How does this vulnerability affect compliance with common standards and regulations (like GDPR, HIPAA)?:
I don't know
How can this vulnerability be detected on my network or system? Can you suggest some commands?
This vulnerability arises from processing malicious GGUF files with crafted tensor dimensions that cause an integer overflow in the ggml_nbytes function. Detection involves identifying usage of vulnerable versions of llama.cpp prior to commit b7824 and monitoring for suspicious GGUF files with abnormally large tensor dimensions.
Since the vulnerability is triggered by loading malicious GGUF files, you can detect attempts by scanning for GGUF files with suspiciously large tensor dimensions or by verifying the version of llama.cpp in use.
Suggested commands include:
- Check the version of llama.cpp in your environment to ensure it is at or beyond commit b7824.
- Use file inspection or custom scripts to analyze GGUF files for tensor dimensions that could cause integer overflow, for example, dimensions with very large values like those exceeding 2^40.
- Monitor application logs for crashes or memory corruption errors when loading GGUF files.
What immediate steps should I take to mitigate this vulnerability?
The primary mitigation is to update llama.cpp to the fixed version b7824 or later, which includes checks to prevent integer overflow in tensor size calculations.

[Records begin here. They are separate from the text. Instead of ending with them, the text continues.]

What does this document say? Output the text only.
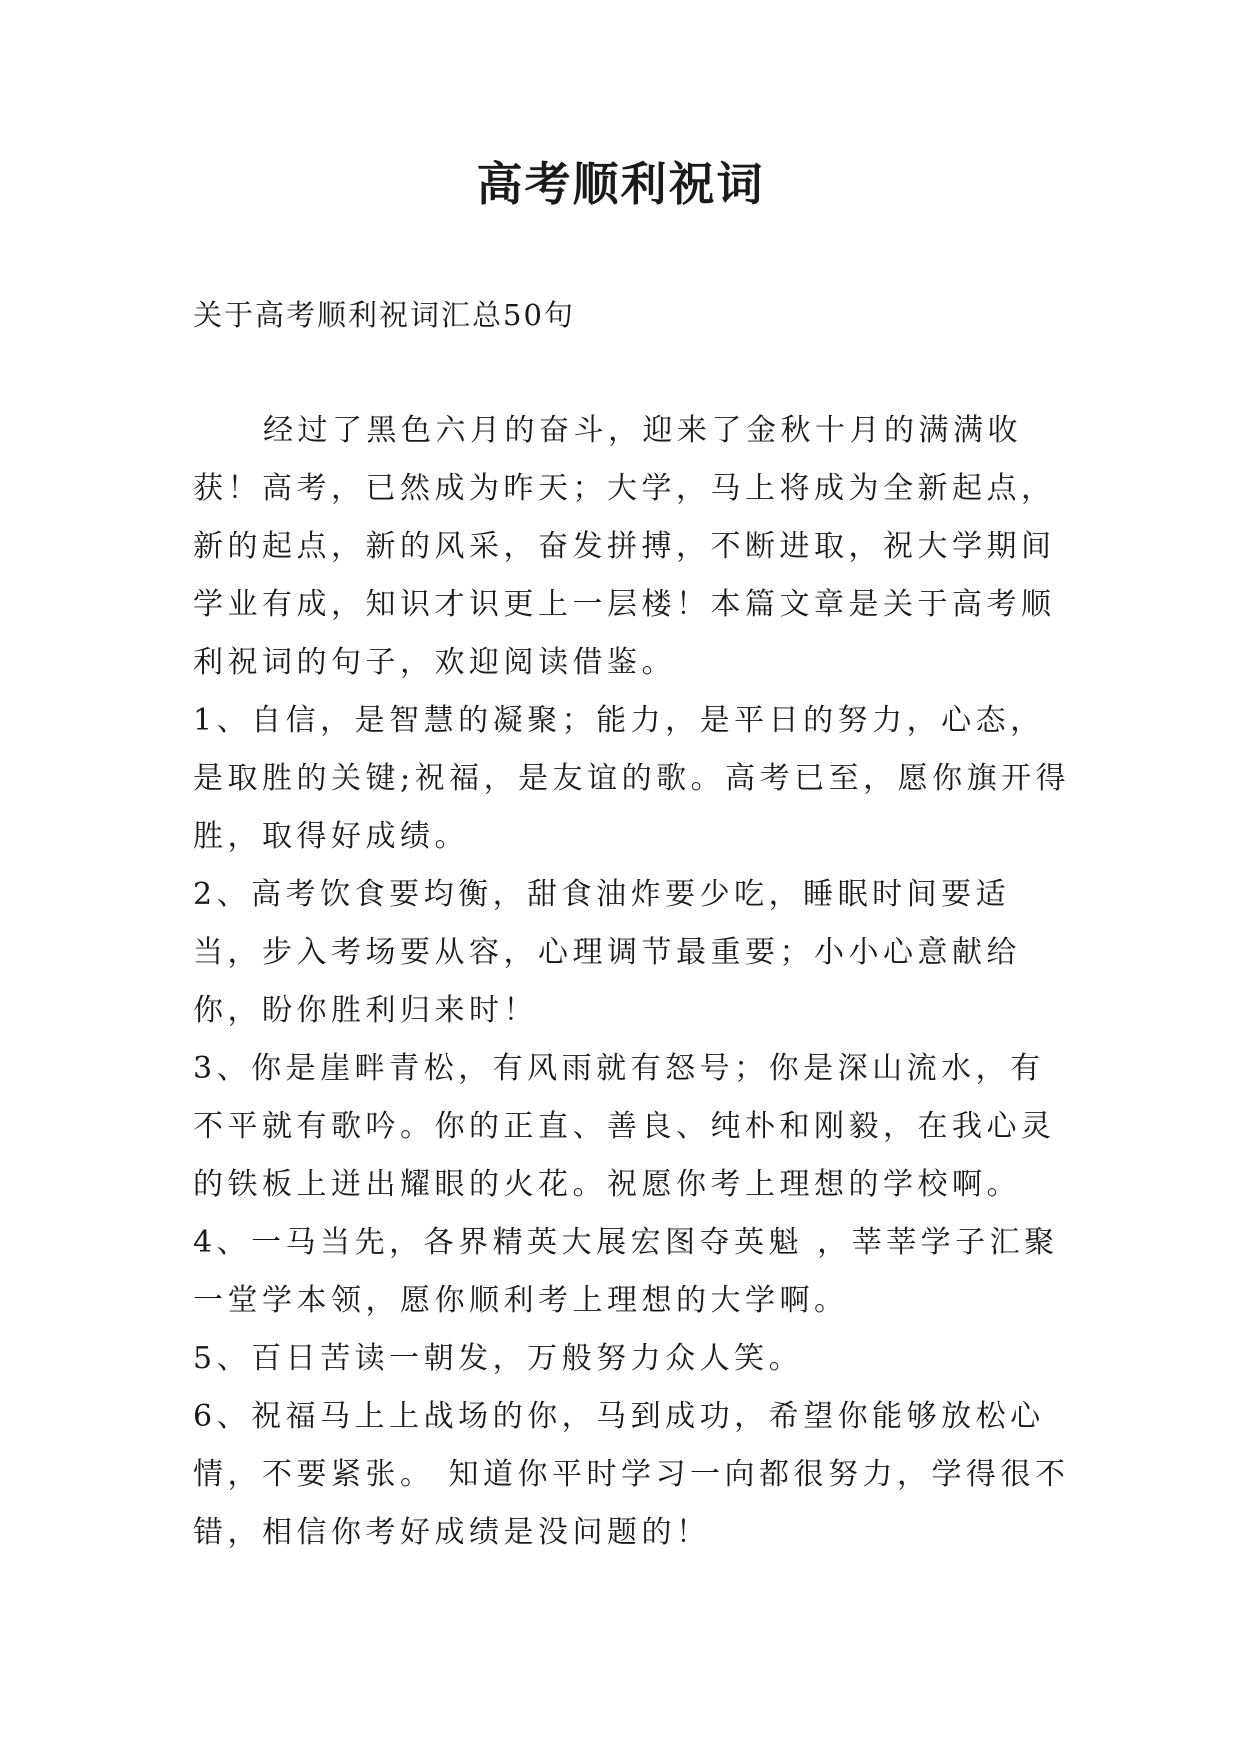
高考顺利祝词
关于高考顺利祝词汇总50句

经过了黑色六月的奋斗，迎来了金秋十月的满满收获！高考，已然成为昨天；大学，马上将成为全新起点，新的起点，新的风采，奋发拼搏，不断进取，祝大学期间学业有成，知识才识更上一层楼！本篇文章是关于高考顺利祝词的句子，欢迎阅读借鉴。

1、自信，是智慧的凝聚；能力，是平日的努力，心态，是取胜的关键;祝福，是友谊的歌。高考已至，愿你旗开得胜，取得好成绩。

2、高考饮食要均衡，甜食油炸要少吃，睡眠时间要适当，步入考场要从容，心理调节最重要；小小心意献给你，盼你胜利归来时！

3、你是崖畔青松，有风雨就有怒号；你是深山流水，有不平就有歌吟。你的正直、善良、纯朴和刚毅，在我心灵的铁板上迸出耀眼的火花。祝愿你考上理想的学校啊。

4、一马当先，各界精英大展宏图夺英魁 ，莘莘学子汇聚一堂学本领，愿你顺利考上理想的大学啊。

5、百日苦读一朝发，万般努力众人笑。

6、祝福马上上战场的你，马到成功，希望你能够放松心情，不要紧张。 知道你平时学习一向都很努力，学得很不错，相信你考好成绩是没问题的！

Additional immediate steps include:
- Avoid loading untrusted or unaudited GGUF files that could contain malicious tensor dimensions.
- Implement strict input validation on GGUF files to ensure tensor sizes are within safe and representable limits before processing.
- If updating is not immediately possible, consider sandboxing or restricting the execution environment of applications using llama.cpp to limit potential damage from exploitation.